# Newest Baby :)



## Shipwreck (Jan 26, 2006)

Got my newest toy today - last pistol for a while. - I FINALLY got a fullsize Walther P99 w/ A/S trigger... (I already have a compact P99 and a S&W clone of the P99)










And, the very first 3 shots out of the gun did this:










For me, I shoot this gun (and my SW99) better than I did the $1200 Springfield TRP 1911 I had up until recently. Now, the P99 shoots a bit tighter than my SW99, which surprised me.

But, I made a good choice I think


----------



## Nick (Apr 7, 2006)

Good job wiping off those pesky tell-tale powder residue burn marks around the holes. Just kidding! :-D 

Good grouping. 

I just sold my Kel-Tec P11 today and will be delivering it tomorrow, and in two weeks there is a gun show and I expect to be picking up a new Kahr 9mm I hope.


----------



## Shipwreck (Jan 26, 2006)

Well, I had planned to go to a gun show later this month to uy a compact HK USP. But, I've been looking for a full size A/S (new) since Nov 05. So, I couldn't pass it up. And, I don't think I would be as accurate w/ the compact USP as I am with the P99, so I am happy (I already have a full size USP).

Good luck w/ the Kahr


----------



## Guest (Apr 15, 2006)

Hey Shipwreck, do you mind if I use that pic on the GunCast?


----------



## Shipwreck (Jan 26, 2006)

No, go right ahead


----------



## Guest (Apr 15, 2006)

Thanks! How does it shoot?


----------



## Shipwreck (Jan 26, 2006)

Great. It is my fav gun. As I said above, I shoot it better than any 1911 I have had - and I recently spent a ton of bucks on a Springfield TRP 1911. It is a very accurate gun. And, the ergonomics of the grip is the best I've seen yet.


----------



## michael t (Jan 26, 2006)

What a waste of paper spread the out . make use of all that paper. To hard to see when they all in one little bitty area. I want every body to know I make full use of a target I shot all over it :-D


----------



## awall (Jun 15, 2006)

Very nice. What caliber did you get?


----------



## Shipwreck (Jan 26, 2006)

The gun is a 9mm in the pic - the .40 cal P99 slide is solid front to back - the 9mm has that rise near the muzzle...


----------



## newbie222 (Jun 14, 2006)

hey shipwreck, what do you think about the sw99? ive heard its had a lot pf problems and that s&w has admitted to most of them..has failed you somehow or malfunctioned at any moment??


----------



## newbie222 (Jun 14, 2006)

by the way that p99 is looking good---


----------



## Shipwreck (Jan 26, 2006)

newbie222 said:


> hey shipwreck, what do you think about the sw99? ive heard its had a lot pf problems and that s&w has admitted to most of them..has failed you somehow or malfunctioned at any moment??

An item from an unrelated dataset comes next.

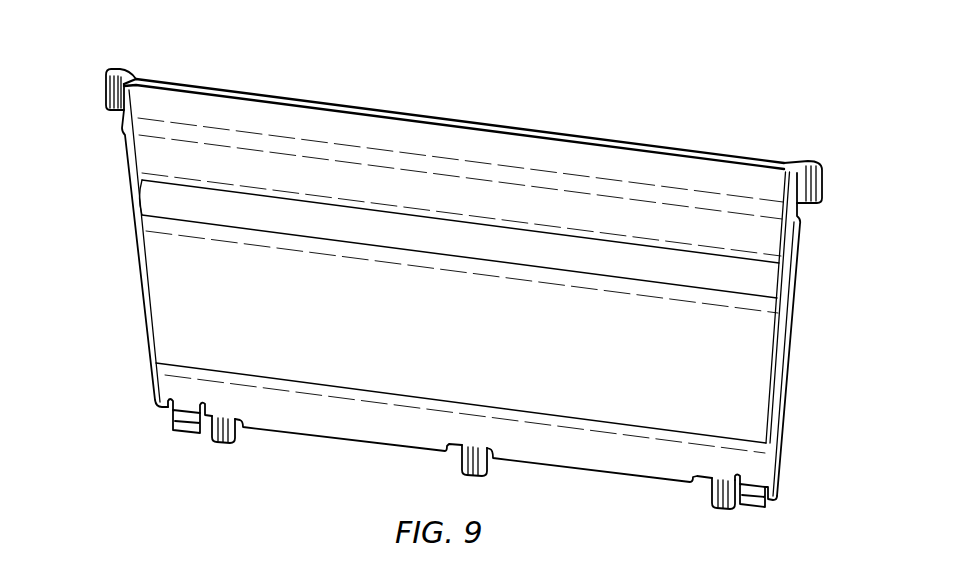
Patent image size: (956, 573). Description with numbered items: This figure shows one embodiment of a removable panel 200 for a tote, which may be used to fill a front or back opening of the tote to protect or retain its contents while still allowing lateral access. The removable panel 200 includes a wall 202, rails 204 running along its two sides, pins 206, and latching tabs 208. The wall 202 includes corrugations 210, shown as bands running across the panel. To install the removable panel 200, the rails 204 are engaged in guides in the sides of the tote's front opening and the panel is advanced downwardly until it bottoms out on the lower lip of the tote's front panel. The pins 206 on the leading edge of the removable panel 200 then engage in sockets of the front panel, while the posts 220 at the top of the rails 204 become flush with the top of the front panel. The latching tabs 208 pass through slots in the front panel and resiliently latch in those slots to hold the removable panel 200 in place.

Actually, I no longer have that P99 - in other threads, U will see that I dropped it and damaged the frame - It was my fav gun, and it killed me to look at the damaged frame. Walther USA has no extra frames imported, and they basically would have just sold me a new gun at a slightly reduced price - $500. I didn't wanna pay that much for 1 P99 (what I paid for the one I dropped, plus the cost of the new gun), so I sold it and am on the lookout for another one. I'm kinda anal retentive when it comes to my guns, and I couldn't take having my fav gun messed up like that 

As for the SW99, I have had that one for close to a year now. Since I no longer have that P99, the SW99 is once again my fav gun I own. It is super accurate, works great, and is just a clone of the P99. I even had the slide hard chromed in Dec, and I love the 2-tone look it has now.

Don't believe all the hype about the SW99 that the naysayers throw out there - many people must have the "Walther name" and say bad things about anything that isn't the "original." The frame of the SW99 is made by Walther - only the barrel and slide are made by S&W. It also works exactly like the P99.

I do think the P99 looks a bit cooler, but it is hard to track down an A/S model P99 here in the states right now - I got the SW99 last year when I was having no luck finding the Walther. I do have a compact P99 Walther, however. And, I still want a fullsize Walther P99 so I can have both it and the SW99.


----------